3 Project Ideas to make Thanksgiving more Meaningful
PBL game changers this fall
By Breanna Morsadi and Chloë Fraser
Turkeys have started to abound in every shape and form: paper mâché sculptures, window clings, costumes, finger puppets, and other decorations indicate that Thanksgiving is fast approaching. Meanwhile, Black Friday looms in the distance, with all of the commercial extravaganza it entails. While few holidays rival the traditional American harvest feast in historical significance, it is rare to see students deeply reflect upon the subject. Interested in some project based learning (PBL) game changers this Thanksgiving? Here are 3 meaningful PBL project ideas related to economics, history, and anthropology to get you started.
Project idea 1: Let’s talk turkey & economics
46 million turkeys are devoured each Thanksgiving in the United States, according to the National Turkey Federation. That’s almost fifty million birds born, fed, killed, packed, sold, and consumed in just a few weeks’ time. It is a sense-defying economic phenomenon. Thanksgiving is the perfect case study to explore economic concepts such as supply and demand, profit margins, and bulk production.
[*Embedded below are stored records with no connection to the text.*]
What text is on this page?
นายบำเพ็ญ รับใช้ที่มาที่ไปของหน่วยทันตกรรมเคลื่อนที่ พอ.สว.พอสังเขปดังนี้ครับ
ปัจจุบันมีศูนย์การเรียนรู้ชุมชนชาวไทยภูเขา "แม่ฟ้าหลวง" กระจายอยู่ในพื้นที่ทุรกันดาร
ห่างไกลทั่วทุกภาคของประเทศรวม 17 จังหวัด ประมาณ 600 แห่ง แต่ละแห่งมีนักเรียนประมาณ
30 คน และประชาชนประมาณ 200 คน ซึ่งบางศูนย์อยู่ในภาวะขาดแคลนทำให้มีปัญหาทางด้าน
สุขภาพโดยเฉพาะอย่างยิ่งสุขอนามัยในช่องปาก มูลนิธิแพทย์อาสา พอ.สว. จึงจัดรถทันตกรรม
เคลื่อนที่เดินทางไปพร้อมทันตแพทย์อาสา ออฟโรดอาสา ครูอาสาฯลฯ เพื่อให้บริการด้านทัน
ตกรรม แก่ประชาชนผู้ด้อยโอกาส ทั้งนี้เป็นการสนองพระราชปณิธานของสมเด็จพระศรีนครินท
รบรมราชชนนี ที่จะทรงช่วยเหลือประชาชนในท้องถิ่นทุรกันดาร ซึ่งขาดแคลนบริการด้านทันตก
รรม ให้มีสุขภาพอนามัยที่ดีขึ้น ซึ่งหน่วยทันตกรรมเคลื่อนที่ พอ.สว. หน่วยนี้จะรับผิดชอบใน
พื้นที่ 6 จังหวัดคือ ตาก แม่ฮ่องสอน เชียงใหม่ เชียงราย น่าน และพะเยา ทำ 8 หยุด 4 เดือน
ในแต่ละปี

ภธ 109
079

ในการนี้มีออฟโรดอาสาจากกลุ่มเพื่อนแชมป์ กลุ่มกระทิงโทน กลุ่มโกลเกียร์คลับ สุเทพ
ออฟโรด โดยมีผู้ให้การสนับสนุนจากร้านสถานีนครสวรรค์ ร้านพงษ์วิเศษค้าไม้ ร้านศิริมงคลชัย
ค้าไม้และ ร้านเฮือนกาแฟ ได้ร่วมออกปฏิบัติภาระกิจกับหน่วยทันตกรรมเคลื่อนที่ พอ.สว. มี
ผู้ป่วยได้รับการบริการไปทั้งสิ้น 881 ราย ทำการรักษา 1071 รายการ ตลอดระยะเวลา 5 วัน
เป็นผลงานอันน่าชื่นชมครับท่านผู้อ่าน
It is also a great way of studying the environmental impacts of the food industry or the effects of different transportation methods. Whether it be making their own documentary about the meatpacking industry, crunching numbers about production and depicting them through artwork, or creating an app that calculates one’s Thanksgiving carbon footprint, there’s a wealth of meaningful PBL projects to be implemented surrounding the economics of Thanksgiving.
Project idea 2: History & honoring the less known narrative
Few people remember that the First Thanksgiving was a harvest feast shared between Plymouth colonists and the Wampanoag people in 1621. Today’s consumerist society is completely different — some stores start their Black Friday sales at 6 pm sharp on Thanksgiving day itself. But studying the origins of the holiday means diving into the traditions of the first colonists and the melting pot dynamics of the United States. Consider if students planned their projects around the First Thanksgiving as a historical community dinner with the right food, decor, costumes, and context (Throwing in a bit of historiography, too). Students could research the Native Americans’ perspective and the events which preceded and followed this feast. Based on this, students could also write a play or create an exhibition to inform the public of this less known narrative. While we might celebrate the mainstream narrative every year, it is important that we position students to understand that there are multiple perspectives we should honor around the holidays, and meaningful PBL initiatives can help us achieve that.
Project idea 3: Anthropology & ritualism behind harvest feasts
Of course, Thanksgiving may be celebrated in different ways across the US, but we shouldn’t limit our learning to just one country. Thanksgiving or similar harvest feasts are also celebrated in Canada, Liberia, Japan, Vietnam, Brazil, Germany, amongst others. Such diversity means that you can help your students become more globally minded by helping them apply anthropological terms to their own experiences, terms like cultural relativity, ethnocentrism, or naive realism. Your students can explore further with driving questions centered on harvest feast celebrations around the world, and can plan performance pieces with theatre, songs, and poems about gratitude and community. For a more short-term project, ask your students to team up and create two-voice poems with well-researched differing perspectives from two different countries. To take on an anthropological perspective in PBL means deepening the students’ reflection process and pushing them to improve their critical thinking about a holiday they might celebrate their entire life.
Approaching Thanksgiving from economic, historical, or anthropological perspectives means teaching your students new ways of thinking which they can then apply to any other topic they encounter. The bottom line is that students actually want to understand the deeper truths of life so they can help bring about positive change in the world, whether it be for their families, local communities or for the global village as a whole. By better understanding our own behaviors, rituals and traditions, we can better observe and measure who we are against who we want to be… and that’s exactly what deeper learning is all about.